As especialistas foram categóricas ao afirmar a necessidade de ações de adaptação adequadas aos novos modelos climáticos para evitar novas tragédias em casos de futuros eventos extremos.
Dentre as ações propostas estão a ampliação da rede de monitoramento de dados ambientais e a modernização do mapeamento de risco elaborado pelo Centro Nacional de Monitoramento e Alertas de Desastres Naturais (Cemaden), vinculado ao Ministério da Ciência, Tecnologia e Inovação. E o planejamento deve ser feito a níveis federais, estaduais e municipais e com o apoio de parcerias público-privadas, segundo as especialistas.
Apesar dessa necessidade, o jornal O Globo destaca que, no caso do Rio Grande do Sul, a prevenção a desastres naturais e o combate a enchentes ficaram de fora das agendas do governador do estado, Eduardo Leite, e do prefeito da capital Porto Alegre, Sebastião Melo, na época das eleições.
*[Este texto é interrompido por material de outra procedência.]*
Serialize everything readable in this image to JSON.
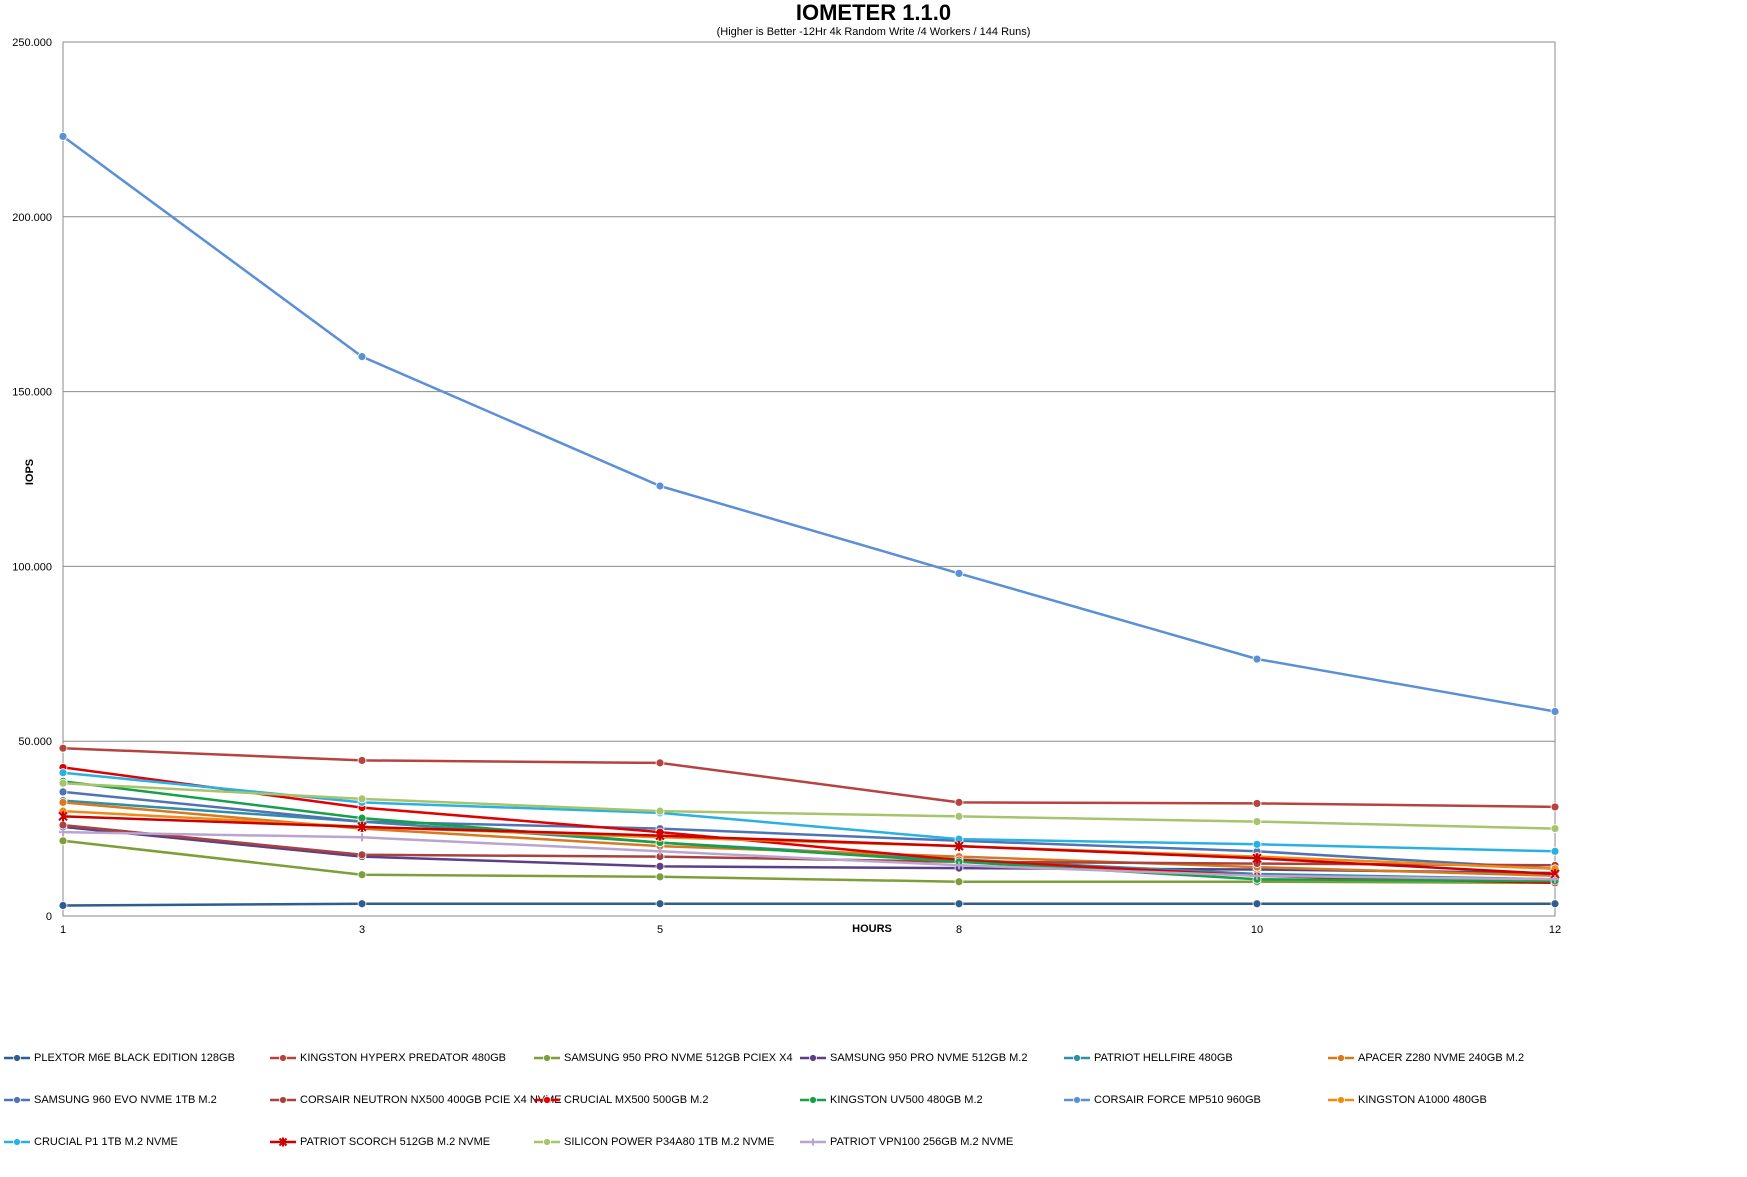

O jornal consultou seus programas submetidos ao Tribunal Superior Eleitoral (TSE) nos pleitos de 2022 e 2020, respectivamente, e constatou que essas questões não foram mencionadas nenhuma vez nos documentos.
Porto Alegre, no entanto, começou a tratar o problema das chuvas e outros temas relacionados ao clima no ano passado. A cidade iria entregar em julho um plano de ação climática, mas não está claro se seguirá o cronograma, pois não se sabe ainda o impacto a tragédia atual terá sobre as medidas sugeridas ou sobre os prazos de implementação.
Esse tipo de documento, segundo o portal Capital Reset, tem dois objetivos principais: identificar as fontes de emissões de gases de efeito estufa do município e pensar como reduzi-las, e apontar os vários riscos trazidos pelas mudanças climáticas, como inundações, erosões e deslizamentos de terra e ondas de calor.
NOTA DO AUTOR: Após as chuvas nos primeiros dias de 2025 e o alagamento de Porto Alegre, tive que ouvir e ler de várias pessoas (estudadas, com diploma, com instrução na vida) que a chuva foi proposital. SIM, bizarro pensar que as pessoas acham que algumas pessoas estão manipulando o clima sobre Porto Alegre para sabotar o novo “governo” na capital gaúcha. A burrice está sem horizontes.